Les abeilles, lès moches ‘litt. mouches’ (2), lès moches à mièl. Le terme moche désigne également la communauté d’une ruche ; elle comprend la reine, li rin.ne, les ouvrières, lès-ouvriyéres, les faux bourdons, lès burtons. L’apiculteur, li mochî.

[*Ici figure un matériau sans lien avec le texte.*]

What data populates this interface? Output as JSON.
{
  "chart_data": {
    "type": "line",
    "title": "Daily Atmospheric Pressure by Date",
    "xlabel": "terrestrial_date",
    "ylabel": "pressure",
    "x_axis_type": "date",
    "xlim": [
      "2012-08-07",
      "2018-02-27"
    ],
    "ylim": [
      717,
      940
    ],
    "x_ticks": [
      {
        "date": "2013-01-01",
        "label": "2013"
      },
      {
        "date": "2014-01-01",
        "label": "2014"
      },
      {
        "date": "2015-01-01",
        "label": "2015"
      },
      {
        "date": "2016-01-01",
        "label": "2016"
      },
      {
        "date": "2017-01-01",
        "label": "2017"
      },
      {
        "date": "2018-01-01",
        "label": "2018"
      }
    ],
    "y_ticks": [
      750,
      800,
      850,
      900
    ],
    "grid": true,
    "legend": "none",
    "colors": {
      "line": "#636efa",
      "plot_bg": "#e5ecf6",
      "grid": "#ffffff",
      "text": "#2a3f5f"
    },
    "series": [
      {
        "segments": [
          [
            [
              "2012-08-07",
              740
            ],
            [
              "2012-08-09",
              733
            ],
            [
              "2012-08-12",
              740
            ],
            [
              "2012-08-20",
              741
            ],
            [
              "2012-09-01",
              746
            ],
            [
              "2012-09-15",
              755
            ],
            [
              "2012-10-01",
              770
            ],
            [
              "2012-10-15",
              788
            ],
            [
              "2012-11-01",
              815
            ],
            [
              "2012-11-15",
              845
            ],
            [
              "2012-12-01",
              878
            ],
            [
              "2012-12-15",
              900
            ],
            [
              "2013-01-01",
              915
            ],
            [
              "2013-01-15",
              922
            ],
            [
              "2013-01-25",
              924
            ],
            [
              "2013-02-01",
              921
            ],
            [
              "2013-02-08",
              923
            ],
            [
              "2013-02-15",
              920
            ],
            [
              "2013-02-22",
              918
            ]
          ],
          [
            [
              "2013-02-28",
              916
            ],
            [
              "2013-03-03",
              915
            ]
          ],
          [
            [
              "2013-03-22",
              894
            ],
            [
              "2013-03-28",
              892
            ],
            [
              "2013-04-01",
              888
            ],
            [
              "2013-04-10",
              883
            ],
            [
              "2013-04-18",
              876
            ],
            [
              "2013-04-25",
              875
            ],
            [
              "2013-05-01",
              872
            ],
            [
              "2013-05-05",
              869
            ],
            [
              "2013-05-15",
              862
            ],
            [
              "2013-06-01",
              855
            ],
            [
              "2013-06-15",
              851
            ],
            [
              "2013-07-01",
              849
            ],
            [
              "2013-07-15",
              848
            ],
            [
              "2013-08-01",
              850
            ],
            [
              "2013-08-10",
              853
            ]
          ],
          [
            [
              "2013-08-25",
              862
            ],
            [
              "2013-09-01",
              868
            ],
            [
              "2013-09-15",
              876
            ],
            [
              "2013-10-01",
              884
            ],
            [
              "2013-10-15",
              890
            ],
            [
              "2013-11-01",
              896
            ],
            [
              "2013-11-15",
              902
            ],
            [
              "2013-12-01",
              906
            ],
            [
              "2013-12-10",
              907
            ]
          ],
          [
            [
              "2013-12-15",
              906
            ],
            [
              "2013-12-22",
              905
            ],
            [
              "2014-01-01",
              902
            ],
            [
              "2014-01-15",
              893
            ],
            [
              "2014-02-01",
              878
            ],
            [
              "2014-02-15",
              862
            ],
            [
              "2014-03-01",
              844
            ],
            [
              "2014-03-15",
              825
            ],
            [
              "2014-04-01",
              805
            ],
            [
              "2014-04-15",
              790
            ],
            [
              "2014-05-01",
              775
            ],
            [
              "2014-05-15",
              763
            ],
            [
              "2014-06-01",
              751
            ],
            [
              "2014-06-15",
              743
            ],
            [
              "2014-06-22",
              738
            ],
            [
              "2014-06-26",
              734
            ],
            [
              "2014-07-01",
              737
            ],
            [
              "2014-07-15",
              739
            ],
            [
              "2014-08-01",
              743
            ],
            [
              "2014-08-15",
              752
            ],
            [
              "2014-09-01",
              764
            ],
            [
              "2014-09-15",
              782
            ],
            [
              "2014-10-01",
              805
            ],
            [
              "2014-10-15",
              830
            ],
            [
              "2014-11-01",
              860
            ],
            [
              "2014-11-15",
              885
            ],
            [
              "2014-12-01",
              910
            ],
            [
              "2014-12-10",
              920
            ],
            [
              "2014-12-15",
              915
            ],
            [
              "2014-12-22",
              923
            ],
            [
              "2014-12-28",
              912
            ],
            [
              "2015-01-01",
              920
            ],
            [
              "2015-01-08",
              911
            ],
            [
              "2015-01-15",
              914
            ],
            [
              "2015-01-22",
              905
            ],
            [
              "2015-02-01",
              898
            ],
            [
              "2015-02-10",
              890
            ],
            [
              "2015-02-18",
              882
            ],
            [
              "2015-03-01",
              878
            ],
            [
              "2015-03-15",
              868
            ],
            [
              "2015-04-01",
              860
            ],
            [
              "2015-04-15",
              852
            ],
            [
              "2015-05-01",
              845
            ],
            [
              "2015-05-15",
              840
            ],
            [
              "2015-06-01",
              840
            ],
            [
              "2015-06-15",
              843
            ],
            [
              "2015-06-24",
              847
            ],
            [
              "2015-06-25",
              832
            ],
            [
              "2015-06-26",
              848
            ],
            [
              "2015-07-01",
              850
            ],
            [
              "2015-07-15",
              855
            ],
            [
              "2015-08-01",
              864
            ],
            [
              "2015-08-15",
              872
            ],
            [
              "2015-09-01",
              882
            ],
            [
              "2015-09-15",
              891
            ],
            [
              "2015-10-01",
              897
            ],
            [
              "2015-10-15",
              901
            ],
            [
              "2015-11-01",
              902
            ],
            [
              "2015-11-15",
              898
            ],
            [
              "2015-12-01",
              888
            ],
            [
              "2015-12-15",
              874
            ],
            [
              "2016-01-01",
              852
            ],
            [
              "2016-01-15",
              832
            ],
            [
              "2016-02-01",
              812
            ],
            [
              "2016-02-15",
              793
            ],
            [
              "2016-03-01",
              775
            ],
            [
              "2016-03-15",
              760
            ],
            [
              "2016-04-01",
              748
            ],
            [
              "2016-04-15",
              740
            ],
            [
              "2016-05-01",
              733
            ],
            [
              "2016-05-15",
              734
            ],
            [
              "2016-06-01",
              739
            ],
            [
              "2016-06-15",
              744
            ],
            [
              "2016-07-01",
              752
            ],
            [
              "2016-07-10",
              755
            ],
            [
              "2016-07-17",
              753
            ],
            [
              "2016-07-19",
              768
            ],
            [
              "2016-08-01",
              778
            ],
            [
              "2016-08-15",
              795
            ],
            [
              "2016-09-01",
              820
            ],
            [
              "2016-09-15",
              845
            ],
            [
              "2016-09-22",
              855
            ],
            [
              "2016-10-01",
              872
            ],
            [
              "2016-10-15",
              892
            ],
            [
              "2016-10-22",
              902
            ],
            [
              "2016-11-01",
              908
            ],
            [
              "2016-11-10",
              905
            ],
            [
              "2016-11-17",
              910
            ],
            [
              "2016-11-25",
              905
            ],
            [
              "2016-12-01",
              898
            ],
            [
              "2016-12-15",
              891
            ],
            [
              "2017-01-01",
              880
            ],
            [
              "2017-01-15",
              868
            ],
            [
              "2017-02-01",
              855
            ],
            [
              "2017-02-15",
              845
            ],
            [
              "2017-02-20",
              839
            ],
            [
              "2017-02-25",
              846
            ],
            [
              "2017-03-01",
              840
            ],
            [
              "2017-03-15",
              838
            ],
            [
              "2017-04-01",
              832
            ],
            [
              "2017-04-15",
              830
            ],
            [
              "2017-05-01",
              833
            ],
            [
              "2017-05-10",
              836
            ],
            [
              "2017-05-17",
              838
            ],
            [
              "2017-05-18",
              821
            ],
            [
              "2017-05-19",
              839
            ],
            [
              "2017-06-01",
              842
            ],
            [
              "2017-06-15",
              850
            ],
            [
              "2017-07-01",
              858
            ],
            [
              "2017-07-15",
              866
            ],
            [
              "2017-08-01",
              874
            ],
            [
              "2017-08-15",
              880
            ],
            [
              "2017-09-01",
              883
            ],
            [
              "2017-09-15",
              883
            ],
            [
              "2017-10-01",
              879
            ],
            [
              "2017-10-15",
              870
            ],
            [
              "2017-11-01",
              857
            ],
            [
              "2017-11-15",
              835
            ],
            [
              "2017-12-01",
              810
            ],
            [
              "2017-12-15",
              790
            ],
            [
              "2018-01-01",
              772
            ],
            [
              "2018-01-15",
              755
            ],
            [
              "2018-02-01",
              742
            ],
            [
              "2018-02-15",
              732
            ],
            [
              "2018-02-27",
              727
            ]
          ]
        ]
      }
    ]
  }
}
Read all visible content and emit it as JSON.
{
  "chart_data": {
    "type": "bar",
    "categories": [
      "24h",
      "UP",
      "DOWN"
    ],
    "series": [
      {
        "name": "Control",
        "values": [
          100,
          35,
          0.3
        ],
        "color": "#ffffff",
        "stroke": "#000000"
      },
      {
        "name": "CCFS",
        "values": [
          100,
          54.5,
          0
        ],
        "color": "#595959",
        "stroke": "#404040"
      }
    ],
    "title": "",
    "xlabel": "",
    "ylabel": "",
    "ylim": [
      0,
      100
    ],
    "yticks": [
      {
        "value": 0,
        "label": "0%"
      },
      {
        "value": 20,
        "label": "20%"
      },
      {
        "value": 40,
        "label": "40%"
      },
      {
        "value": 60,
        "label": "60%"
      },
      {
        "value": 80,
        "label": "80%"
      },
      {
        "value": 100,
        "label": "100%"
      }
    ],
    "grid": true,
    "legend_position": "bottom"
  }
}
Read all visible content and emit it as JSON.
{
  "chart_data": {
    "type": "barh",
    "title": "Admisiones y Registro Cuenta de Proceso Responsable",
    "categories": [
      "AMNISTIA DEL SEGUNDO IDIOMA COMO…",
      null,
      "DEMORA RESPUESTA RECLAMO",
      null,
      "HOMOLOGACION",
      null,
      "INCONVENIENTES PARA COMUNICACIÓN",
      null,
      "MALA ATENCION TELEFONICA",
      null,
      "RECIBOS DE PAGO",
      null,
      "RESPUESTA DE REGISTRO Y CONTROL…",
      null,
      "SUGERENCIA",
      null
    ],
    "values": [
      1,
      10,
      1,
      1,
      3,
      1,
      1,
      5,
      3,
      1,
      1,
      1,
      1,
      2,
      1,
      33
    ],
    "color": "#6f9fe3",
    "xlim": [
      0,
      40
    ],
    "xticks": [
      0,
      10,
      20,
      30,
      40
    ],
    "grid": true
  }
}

Jadis, les apiculteurs fabriquaient leurs ruches avec des fétus de seigle, dès féns fustus d’ blé, ou avec des ronces carrées dont ils avaient enlevé la moelle, dès caréyès ronches qu’ on-n-aveût scrèpé ‘gratté’ l’ miyole foû ;
(l) En effet, depuis 1978, un Jauchelettois d’origine citadine possède quelques ruches. -Ajoutons que le Cercle apicole de Jodoigne et environs a fêté son centenaire en 1997. – Un apiculteur de Lathuy, Aug. morsaint, a publié en 1891 à Jodoigne un Vade-mecum du cultivateur d’abeilles ou cours élémentaire, théorique et pratique d’apiculture rationnelle. Il a mis aussi au point un type de ruche destiné aux amateurs aisés (voir pp. 63-66).
(2) Lès moches sont-st-è tchèna ‘dans le panier (avec une anse)’ dé Marîye ‘Marie est en couches’.